This may be a better question for a forum of psychiatrists and psychologists. I think your question goes beyond a linguistic one. That said, here's my attempt at an informed answer that has an emphasis on terms used by researchers and clinicians in the mental health field.
A quick search on Google Scholar yielded a term that may be useful to you. You might use the term non-offending pedophile for someone who is sexually attracted to children, but does not molest children. A journal article with that term as a title can be found in Current Sexual Health Reports, September 2016, Volume 8, Issue 3, pp 121-128. You will note that the definition of non-offending includes no molestation of children and no use of illegal media that exploit children.
Offending pedophile would then be the term for a person with sexual attraction for children who does sexually molest children. Colloquially, child molester is a useful term, but it probably does not include pedophiles who use child pornography. Predatory pedophile is a term I came across in my searches and it seems useful as well, as suggested in a previous answer.
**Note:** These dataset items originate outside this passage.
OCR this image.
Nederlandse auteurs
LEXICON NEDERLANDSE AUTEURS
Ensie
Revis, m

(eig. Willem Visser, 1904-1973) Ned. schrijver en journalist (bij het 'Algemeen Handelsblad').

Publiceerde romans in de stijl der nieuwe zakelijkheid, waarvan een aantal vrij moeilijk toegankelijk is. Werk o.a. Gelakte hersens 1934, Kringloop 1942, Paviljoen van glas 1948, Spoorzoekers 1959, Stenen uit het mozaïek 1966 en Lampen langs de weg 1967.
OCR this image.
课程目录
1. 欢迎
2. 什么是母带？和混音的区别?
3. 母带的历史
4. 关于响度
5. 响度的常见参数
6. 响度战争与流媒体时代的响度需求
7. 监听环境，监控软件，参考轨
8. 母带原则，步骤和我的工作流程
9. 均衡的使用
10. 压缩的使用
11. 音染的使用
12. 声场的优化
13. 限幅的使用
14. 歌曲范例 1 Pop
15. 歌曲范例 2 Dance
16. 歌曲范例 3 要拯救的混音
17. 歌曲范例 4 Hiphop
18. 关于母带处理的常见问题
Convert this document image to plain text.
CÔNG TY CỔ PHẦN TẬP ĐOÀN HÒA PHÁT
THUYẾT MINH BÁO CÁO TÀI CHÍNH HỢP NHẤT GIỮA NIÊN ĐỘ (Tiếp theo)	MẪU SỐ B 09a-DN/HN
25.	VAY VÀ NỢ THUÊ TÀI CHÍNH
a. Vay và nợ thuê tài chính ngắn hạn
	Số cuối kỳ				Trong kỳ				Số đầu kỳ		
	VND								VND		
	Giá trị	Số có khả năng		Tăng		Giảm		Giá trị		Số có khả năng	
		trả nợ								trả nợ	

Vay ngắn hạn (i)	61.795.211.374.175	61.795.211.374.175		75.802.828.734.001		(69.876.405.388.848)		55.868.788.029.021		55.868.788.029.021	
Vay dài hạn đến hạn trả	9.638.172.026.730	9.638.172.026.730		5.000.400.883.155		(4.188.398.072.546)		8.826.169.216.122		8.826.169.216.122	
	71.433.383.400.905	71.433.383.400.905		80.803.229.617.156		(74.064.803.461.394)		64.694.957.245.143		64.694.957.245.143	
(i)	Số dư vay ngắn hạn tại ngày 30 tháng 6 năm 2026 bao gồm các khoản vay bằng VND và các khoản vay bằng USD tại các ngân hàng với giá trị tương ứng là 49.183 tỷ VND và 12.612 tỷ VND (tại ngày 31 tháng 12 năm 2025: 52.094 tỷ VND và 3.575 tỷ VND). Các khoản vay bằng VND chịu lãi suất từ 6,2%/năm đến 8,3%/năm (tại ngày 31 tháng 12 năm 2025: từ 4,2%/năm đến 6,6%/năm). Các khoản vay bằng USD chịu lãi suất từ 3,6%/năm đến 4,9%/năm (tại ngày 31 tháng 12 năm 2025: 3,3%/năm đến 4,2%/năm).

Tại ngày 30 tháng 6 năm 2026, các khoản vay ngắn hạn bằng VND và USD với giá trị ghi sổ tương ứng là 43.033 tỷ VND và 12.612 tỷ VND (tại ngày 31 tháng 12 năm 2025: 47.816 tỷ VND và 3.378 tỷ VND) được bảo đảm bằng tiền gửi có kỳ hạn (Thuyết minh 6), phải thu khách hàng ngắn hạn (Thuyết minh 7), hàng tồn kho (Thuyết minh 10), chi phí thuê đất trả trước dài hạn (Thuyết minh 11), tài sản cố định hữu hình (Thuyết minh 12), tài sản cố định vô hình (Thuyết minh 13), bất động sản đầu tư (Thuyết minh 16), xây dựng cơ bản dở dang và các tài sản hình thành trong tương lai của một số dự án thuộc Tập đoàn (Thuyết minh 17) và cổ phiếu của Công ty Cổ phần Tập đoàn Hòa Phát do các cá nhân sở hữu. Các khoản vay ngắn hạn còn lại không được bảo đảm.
There has been a lot of controversy about the definition and categorization of pedophilia in the "Diagnostic and Statistical Manual of Mental Disorders, Fifth Edition" colloquially called the DSM-5, the latest edition of the diagnostic manual of the American Psychiatric Association published in 2013. You can read a good summary here about what the DSM-5 says about pedophilia. Pedophilia is considered a paraphilic disorder.
In DSM-5 the term paraphilia is defined as “any intense and
persistent sexual interest other than sexual interest in genital
stimulation or preparatory fondling with phenotypically normal,
physiologically mature, consenting human partners.” Paraphilias,
however, may not necessarily classify as “intense and persistent” but
rather preferential sexual interests or sexual interests that are
greater than nonparaphilic sexual interests. The addition of the word
“disorder” to the classification of paraphilias is new to DSM-5. (http://www.psychiatrictimes.com/dsm-5-0/dsm-5-and-paraphilias-what-psychiatrists-need-know)
Pedophilic Disorder is a DSM-5 (Diagnostic and Statistical Manual of Mental Disorders, fifth edition), diagnosis assigned to adults ( defined as age 16 and up) who have sexual desire for prepubescent children (American Psychiatric Association, 2013a).Any behavioral expression of Pedophilic Disorder is a criminal offense in the United States, Canada, and Europe, as well as most other places in the world. Some authors differentiate between having deviant desires for children which are ego-dystonic and resisted, causing guilt, shame, and distress, vs. desires which are indulged through fantasy, associating with other pedophiles, possession and trading of pornographic images, or direct observation, self-exposure, or physical contact with a victim (Harvard University, 2010; Vachss, 2013)
If you can wade through the psych jargon, this scholarly article (Arch Sex Behav (2015) 44:1127–1138) gives a good overview of how the change in sexual norms in culture influences mental health and legal ideas of what is pathological or criminal. The move is away from the idea of deviance and toward the idea of consent between adult partners and lack of harm to self and other.